David Bowie Is was an especially rich experience for its viewers thanks in no small part to the presence of influences from outside the world of music, such as dancer and mime artist Lindsey Kemp, Stanley Kubrick films (including 2001: A Space Odyssey and A Clockwork Orange), George Orwell's Nineteen Eighty-Four and Japanese Kabuki performance. The political message of some of Björk's work, particularly a song like "Declare Independence," also could have benefited from some context.

david bowie
David Bowie's "Ziggy Stardust" costumes were among the highlights of his traveling exhibition. This and other looks from the era, the show explained, were partially inspired by the singer's fascination with Kubrick's A Clockwork Orange.


For artists as multi-faceted and established as Bowie and Björk, their careers as musicians cannot be presented in such a siloed fashion separate from other interests and projects.
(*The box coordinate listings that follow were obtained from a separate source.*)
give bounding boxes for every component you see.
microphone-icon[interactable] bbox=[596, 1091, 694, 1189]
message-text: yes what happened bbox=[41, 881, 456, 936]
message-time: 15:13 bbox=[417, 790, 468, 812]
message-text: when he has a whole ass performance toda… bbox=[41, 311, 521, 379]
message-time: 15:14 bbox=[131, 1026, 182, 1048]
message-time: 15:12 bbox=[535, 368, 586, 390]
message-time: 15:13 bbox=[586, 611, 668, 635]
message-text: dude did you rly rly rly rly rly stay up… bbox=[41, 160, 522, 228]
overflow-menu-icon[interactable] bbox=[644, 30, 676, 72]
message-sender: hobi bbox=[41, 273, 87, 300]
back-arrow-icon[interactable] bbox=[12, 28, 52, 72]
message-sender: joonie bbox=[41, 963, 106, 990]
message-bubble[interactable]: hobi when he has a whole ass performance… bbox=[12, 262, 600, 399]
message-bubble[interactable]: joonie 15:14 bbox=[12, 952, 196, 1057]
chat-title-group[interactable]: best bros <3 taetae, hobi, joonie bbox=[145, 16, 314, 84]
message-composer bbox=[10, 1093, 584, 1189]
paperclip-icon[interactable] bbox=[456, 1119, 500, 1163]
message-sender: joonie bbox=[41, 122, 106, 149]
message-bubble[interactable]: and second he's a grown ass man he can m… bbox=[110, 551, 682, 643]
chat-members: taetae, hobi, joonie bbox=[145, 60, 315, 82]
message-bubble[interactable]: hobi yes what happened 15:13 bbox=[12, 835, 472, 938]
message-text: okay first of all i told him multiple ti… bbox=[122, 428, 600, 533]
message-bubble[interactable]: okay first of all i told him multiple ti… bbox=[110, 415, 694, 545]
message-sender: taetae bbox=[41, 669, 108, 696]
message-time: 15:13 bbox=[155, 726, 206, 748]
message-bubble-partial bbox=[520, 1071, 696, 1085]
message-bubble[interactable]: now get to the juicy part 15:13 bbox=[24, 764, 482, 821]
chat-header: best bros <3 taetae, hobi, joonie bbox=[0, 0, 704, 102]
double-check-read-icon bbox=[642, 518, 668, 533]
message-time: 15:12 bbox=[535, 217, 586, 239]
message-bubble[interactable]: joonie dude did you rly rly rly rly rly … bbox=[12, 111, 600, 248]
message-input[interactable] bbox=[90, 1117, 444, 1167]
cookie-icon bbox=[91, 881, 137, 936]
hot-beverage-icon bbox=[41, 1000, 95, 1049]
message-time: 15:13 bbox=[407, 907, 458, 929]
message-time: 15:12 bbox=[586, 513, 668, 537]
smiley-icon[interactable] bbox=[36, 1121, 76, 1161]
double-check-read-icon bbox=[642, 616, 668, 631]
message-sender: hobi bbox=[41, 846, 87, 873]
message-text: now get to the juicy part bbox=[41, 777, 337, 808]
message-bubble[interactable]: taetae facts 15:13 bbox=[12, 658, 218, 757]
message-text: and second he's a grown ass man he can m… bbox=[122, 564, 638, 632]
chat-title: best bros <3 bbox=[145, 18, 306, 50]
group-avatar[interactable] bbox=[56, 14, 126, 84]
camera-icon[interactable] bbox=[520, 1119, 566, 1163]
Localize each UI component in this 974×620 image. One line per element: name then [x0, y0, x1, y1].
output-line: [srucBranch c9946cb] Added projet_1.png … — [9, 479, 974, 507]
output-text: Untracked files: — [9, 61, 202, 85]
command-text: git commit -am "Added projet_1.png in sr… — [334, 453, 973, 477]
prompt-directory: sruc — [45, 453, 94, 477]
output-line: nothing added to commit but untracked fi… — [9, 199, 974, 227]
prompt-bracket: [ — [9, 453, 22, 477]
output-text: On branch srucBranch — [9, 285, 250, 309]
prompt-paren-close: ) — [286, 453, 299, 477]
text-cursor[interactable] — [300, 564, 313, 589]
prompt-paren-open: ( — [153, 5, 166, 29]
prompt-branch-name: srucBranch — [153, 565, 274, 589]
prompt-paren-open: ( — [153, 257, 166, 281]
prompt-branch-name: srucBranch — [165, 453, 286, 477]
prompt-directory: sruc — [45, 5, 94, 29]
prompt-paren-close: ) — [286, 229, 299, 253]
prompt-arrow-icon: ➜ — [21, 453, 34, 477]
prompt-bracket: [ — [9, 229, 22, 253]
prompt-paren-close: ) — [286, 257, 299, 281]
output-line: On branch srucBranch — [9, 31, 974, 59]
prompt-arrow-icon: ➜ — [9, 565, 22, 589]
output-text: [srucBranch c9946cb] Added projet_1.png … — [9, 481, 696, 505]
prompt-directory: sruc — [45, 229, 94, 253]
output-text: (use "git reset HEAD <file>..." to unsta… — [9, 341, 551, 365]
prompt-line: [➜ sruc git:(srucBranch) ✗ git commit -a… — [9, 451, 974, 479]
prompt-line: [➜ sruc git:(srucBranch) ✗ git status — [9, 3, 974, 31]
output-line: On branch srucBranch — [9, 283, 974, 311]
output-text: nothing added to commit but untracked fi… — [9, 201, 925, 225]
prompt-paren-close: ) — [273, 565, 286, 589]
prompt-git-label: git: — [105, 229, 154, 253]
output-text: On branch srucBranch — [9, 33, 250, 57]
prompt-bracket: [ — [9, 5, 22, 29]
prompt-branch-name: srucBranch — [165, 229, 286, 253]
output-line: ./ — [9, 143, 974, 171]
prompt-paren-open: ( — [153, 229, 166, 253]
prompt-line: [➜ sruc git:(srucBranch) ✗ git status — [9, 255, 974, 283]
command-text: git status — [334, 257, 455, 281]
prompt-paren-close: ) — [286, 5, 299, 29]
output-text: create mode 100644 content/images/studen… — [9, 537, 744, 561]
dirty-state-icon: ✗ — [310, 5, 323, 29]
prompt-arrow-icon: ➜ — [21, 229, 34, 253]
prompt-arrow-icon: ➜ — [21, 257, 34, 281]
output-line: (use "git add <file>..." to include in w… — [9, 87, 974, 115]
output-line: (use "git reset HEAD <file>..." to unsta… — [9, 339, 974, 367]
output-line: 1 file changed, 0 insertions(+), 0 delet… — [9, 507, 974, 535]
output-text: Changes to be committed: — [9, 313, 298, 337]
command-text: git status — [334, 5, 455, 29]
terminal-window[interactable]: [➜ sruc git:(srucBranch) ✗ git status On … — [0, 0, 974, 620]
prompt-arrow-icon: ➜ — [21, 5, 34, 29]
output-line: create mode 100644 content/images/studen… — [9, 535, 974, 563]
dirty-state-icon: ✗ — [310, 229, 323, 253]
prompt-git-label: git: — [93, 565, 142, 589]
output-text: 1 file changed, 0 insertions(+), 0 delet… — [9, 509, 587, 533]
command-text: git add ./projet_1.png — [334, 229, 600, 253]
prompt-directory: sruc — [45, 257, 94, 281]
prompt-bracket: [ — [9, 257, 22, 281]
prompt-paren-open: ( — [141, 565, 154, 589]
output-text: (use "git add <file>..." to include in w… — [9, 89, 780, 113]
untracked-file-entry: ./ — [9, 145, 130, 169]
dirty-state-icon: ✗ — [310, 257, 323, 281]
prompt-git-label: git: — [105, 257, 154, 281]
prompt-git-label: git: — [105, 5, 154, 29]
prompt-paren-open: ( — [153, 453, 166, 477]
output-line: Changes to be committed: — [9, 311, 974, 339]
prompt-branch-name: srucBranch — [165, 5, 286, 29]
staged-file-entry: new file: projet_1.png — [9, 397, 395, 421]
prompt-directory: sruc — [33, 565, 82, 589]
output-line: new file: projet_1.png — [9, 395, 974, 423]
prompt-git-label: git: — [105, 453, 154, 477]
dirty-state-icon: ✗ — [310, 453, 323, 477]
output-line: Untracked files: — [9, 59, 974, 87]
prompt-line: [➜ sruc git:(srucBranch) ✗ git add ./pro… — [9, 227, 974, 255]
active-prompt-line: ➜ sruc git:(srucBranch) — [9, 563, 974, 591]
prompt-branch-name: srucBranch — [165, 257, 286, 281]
In an even bigger disservice to the Björk, her film work (Dancer in the Dark, its incredible soundtrack, 1990s The Juniper Tree and her collaboration with her ex Matthew Barney) is omitted entirely. The Bowie show, conversely, delves deep into his film and theater work, even some of his less critically-acclaimed, fully-realized works and the music videos and live performances were interwoven throughout the show. All of these projects get at more of the "how" than simply the "what" element of the artist's work -- and the "how" was sorely missing from the MoMA exhibition.

Please, don't excerpt the songs themselves!

In my trip through Björk's "Songlines," the clear highlight was the dramatic placement of the stunning Alexander McQueen dress the singer wore for her "Pagan Poetry," with a bench in front of it allowing the viewer to take it all in while the anthemic and deeply emotional song off "Vespertine" came through the headset. It was totally enveloping in a way that other parts of the exhibition were not. And then, jarringly, the song changed mid-swell in what could have been a technological issue or may have been by design. The seamless sound design of the Bowie show, by comparison, allowed viewers to stay put with a song through to its completion, if they so chose.

bjork costumes
Björk's "Volta" period came with some incredible costumes. But little information was offered to lend context to how these and other beautiful pieces of wearable art related to the music or to the artist wearing them.


The physical space must do justice to the work.

The vast physical footprint of the Bowie show, also being laid out entirely on one floor instead of breaking the experience up between two, greatly benefited it. The intelligent layout allowed for viewers to take their time more naturally, feeling less rushed along through the space thanks to the nature of there simply being more space to take up (as well as more items taking up that space, but that's a whole other issue). At MoMA, Björk fans view the costumes, journals and listen to the distracting, semi-autobiographical narration separately from all the music videos that are played -- with the exception of the two new "Vulnicura" videos -- only on a two-hour loop on the separate floor.

One has to wonder how different the Björk show would have been had the work been allowed to intermingle and simmer together, doing justice to the often-brilliant way that Bjork's work marries audio and visual, colors and textures. Perhaps had the David Bowie Is curators had a crack at the material, it could have been a different show entirely.